On rumors of being linked to Sen. Chiz Escudero and Mayor
Junjun Binay: “I think it’s because Chiz and Jun have been very close to the
family. We really don’t know where that came from.”
8. She was friends
with KC Concepcion and Stephanie Zubiri in high school and recalls, “There were
people who would ignore us in school but when we’re out in public would say
hi.”
“We became close at the time because we were in the
limelight, whether or not wanted it,” Cris shares. “It was a very interesting
situation to be in. You’re earning money, you have tapings instead of hanging
out with friends. Having that kind of life at that age is tough kasi you also
just want to be like everybody else.” She says that knowing who is genuine to
you is more of a gut feel, and reveals that she did realize which of her
friends were sincere and which were not.
9. On political
opinions within her family: “Kanya-kanya. We get into fights, it gets
personal.”
She says she has never been pressured to take the same side
on an issue as her granduncle, Senator Juan Ponce-Enrile. “I’m pro-RH bill and
I’m very vocal about it,” Cris shares. “We are all opinionated. Very.
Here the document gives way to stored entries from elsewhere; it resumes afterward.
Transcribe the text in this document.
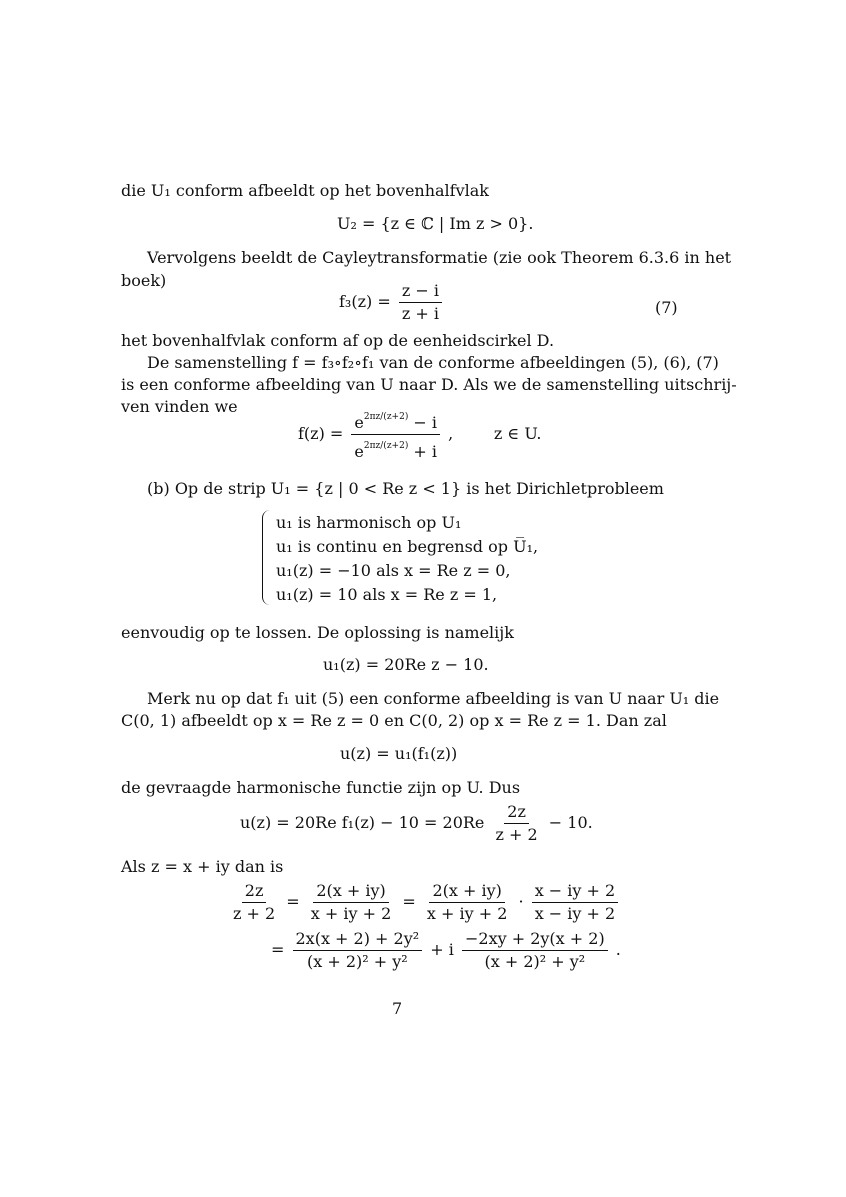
die U₁ conform afbeeldt op het bovenhalfvlak
U₂ = {z ∈ ℂ | Im z > 0}.
Vervolgens beeldt de Cayleytransformatie (zie ook Theorem 6.3.6 in het
boek)
$f_3(z) = \frac{z - i}{z + i}$	(7)
het bovenhalfvlak conform af op de eenheidscirkel D.
De samenstelling f = f₃∘f₂∘f₁ van de conforme afbeeldingen (5), (6), (7)
is een conforme afbeelding van U naar D. Als we de samenstelling uitschrij-
ven vinden we
$f(z) = \frac{e^{2\pi z/(z+2)} - i}{e^{2\pi z/(z+2)} + i}$ ,        z ∈ U.
(b) Op de strip U₁ = {z | 0 < Re z < 1} is het Dirichletprobleem
u₁ is harmonisch op U₁
u₁ is continu en begrensd op U̅₁,
u₁(z) = −10 als x = Re z = 0,
u₁(z) = 10 als x = Re z = 1,
eenvoudig op te lossen. De oplossing is namelijk
u₁(z) = 20Re z − 10.
Merk nu op dat f₁ uit (5) een conforme afbeelding is van U naar U₁ die
C(0, 1) afbeeldt op x = Re z = 0 en C(0, 2) op x = Re z = 1. Dan zal
u(z) = u₁(f₁(z))
de gevraagde harmonische functie zijn op U. Dus
u(z) = 20Re $f_1(z) - 10 = 20Re \frac{2z}{z + 2} - 10$.
Als z = x + iy dan is
$\frac{2z}{z + 2} = \frac{2(x + iy)}{x + iy + 2} = \frac{2(x + iy)}{x + iy + 2} \cdot \frac{x - iy + 2}{x - iy + 2}$
= $\frac{\text{2x(x + 2) + 2y²}}{\text{(x + 2)² + y²}} + i \frac{-2xy + 2y(x + 2)}{\text{(x + 2)² + y²}}$ .
7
Extremely,” she says of her dad Opap, mother Monique, sisters Dara and Tere,
and other relatives. At what point do the heated arguments stop? “Silence,” she
laughs.
She vividly remembers bullets flying over their Makati home during the
coup d’état of 1989. “When we would hide in the cabinets, my mom said we were
playing hide and seek. Teddy Boy Locsin is a good friend of my parents and at
that time stayed with us for a few nights. A friend of his sent a bulletproof
car and we all rode in it. A bullet struck the window and I remember my mom
telling me it was a bird! It was a good thing I believed everything she told me
at that age!”
10. Best advice she
has been given: “I love it when my mom tells me, ‘You don’t have to understand
anything, just do your part.’”
She recently played a supporting role in an episode of
Maalala Mo Kaya, and reveals that what she thought was going to be tough on her
ego, wasn’t. “I think there was a turning point last year when I did Sound of
Music. There was a lot of pressure. To be compared to a West
End actress and singer, to be the lead in a three-hour show, it
was too much for me. It took a toll on my health and my voice,” she reveals.
“That’s when I realized I don’t like being a star pala. I’m not like that pala,
I thought I was.”
She shares she would love to do more television work, saying
she wants to balance theater with mainstream acting. “Not to make this a
political issue, but no matter how good it is now, theater is struggling.” She
wants to lessen theater performing, and instead venture into producing. “I’m
actually putting up a theater production company with friends called Red
Turnip. We felt that English straight plays were dying, and we also wanted
something in connection with how society is today, a little more risqué in
terms of scenes and content. And we want it in unconventional spaces.”